For insight into the psychology of those who respond with contempt to the great unearned gift of life in the West, Murray turns to Nietzsche’s description of the ressentiment (resentment) that, flourishing in his time, Nietzsche said, especially “among anarchists and anti-Semites,” sanctified “revenge with the term justice” and sought, in Murray’s words, “to turn happy people into unhappy people like themselves” in order (Nietzsche again) to “anesthetize pain through emotion.” It’s almost as if Nietzsche had traveled in time to Portland in the summer of 2020 and beheld the mobs of free, prosperous young Americans who whipped themselves night after night into a meaningless frenzy against imagined enemies. As Murray puts it, underlying all the grand rhetoric about equality, equity, and social justice is “a pathological desire for destruction” on the part of people who are chronically incapable of showing gratitude for the civilizational glories they’ve inherited.
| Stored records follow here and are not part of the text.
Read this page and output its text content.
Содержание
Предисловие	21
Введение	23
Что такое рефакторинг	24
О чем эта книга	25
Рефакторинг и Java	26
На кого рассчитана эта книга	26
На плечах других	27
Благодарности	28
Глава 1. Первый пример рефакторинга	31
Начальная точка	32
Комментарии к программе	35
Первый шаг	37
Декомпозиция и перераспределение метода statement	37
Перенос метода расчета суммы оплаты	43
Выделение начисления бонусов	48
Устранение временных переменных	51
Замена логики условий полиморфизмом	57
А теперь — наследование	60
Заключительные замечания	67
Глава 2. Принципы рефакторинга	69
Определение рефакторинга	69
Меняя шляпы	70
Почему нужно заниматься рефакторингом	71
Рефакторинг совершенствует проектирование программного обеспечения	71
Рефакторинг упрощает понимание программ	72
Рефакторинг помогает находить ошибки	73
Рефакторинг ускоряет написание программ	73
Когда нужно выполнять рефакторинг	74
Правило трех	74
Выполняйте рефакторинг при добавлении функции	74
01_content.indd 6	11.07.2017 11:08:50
In his conclusion, Murray mentions a May 2021 interview in which academic race hustler Marc Lamont Hill tried to get CRT critic Christopher Rufo to say something positive about being white. Rufo replied that he prefers to think of himself as an individual and not a member of a race group. But Murray, quite bravely, takes up the challenge, stating that white people are lucky to have been “born into a tradition that has given the world a disproportionate number, if not most, of the things that the world currently benefits from,” including nearly every medical and scientific advancement, free-market capitalism, international commerce, representative government, civil rights, and Western art and culture. No other civilization is as interested as the West is in investigating, reviving, and learning from other civilizations; no other civilization encourages criticism of itself. There’s a reason, he emphasizes, why today’s immigration flows in one direction: toward the West. One good thing you can say about non-Westerners is that they, at least, get why the West is best – whereas in the woke West such talk is verboten. As Douglas Murray makes clear by the end of this gripping jeremiad, that had better change, or we won’t stay best for long.